You bake a cake and nobody thinks you’re a sad pathetic person who hasn’t discovered The Auld Grey Toun Kindle CoverMarks and Spencers.  You paint your house and the Guild of House-Painters doesn’t scorn your pitiful efforts.  But you publish your own book?  Vanity; self-delusion; a severe case of no-talent.  Or at least that’s how it used to be.  Self-publishing is not only cool now – it’s de rigeur.

Yes, the publishing industry is in trouble.  I met a friend in Waterstone’s in Princes Street the other week for a coffee and as I walked up the stairs I had this feeling that I’d better enjoy it while it lasts.  There’s almost a whiff of museum about a bookshop (and that’s not in itself a bad thing); you look around you and wonder if the customers are those who make tea from loose leaves rather than teabags; send hand-written letters instead of emails.  It’s a very attractive notion but it’s pure nostalgia, and doomed of course.

I love my Kindle; I truly do.  And I’ve got used to the different feel of it.  The sense of judging my progress by looking to see what percentage, rather than page, I’ve reached.  The wealth of a shelf-load of books in one slim leather-bound volume.   And as for self-publishing on Kindle?  I couldn’t be happier.  At last I have a chance to reach readers beyond my immediate circle of friends (God bless you all), and to hear impartial feedback.  I won’t get rich with my first book – but hey, there will be a second soon, and a third, and a fourth!  I don’t need to wait for the mythical contract!

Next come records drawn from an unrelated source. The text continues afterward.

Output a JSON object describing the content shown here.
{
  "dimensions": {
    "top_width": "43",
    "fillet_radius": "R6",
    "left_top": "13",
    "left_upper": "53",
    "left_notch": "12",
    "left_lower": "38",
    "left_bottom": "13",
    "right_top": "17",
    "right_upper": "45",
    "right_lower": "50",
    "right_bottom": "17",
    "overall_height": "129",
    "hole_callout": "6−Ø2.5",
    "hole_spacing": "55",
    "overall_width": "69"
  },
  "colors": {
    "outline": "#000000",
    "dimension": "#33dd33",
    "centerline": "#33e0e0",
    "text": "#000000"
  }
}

Here’s what Writing Magazine’s Grumpy Old Bookman (Michael Allen) has to say this month about traditional publishing  contracts – quoting David Vandagriff, an experienced US media lawyer:

‘These contracts stand apart from the general run of business agreements as conscience-shocking monstrosities.  They’re simply designed to screw authors and to give publishers control over their work that is far beyond what is regarded as reasonable in the rest of American business.’

And, GOB adds, the UK is no different.  Traditional books could often be beautiful; but how many authors are able to make a living out of their efforts?  The future is uncertain and living in a town with a vast Amazon warehouse  on its edges, with all its zero-hours workers queueing at the gate, I’m not blind to the ethical challenges.  But I think writers are well-served by the new accessibility of publishing, and like every other kind of worker, we’ll make of it what we will.


One thought on “Grumpy Old Bookman tells it like it is

  1. That was really weird as I read your blog just minutes after a conversation with a colleague about job losses at water stones and the decline of traditional book shops. I love them and browsing the shelves – but must confess to buying most books from Amazon these days and now I am a kindle owner most will be electronic. (Though I am a library fan too) am just glad people still like reading and benefit from the written word rather than everything being multimedia! Any date for when your novel will be out? It’s eagerly awaited you know by your fans!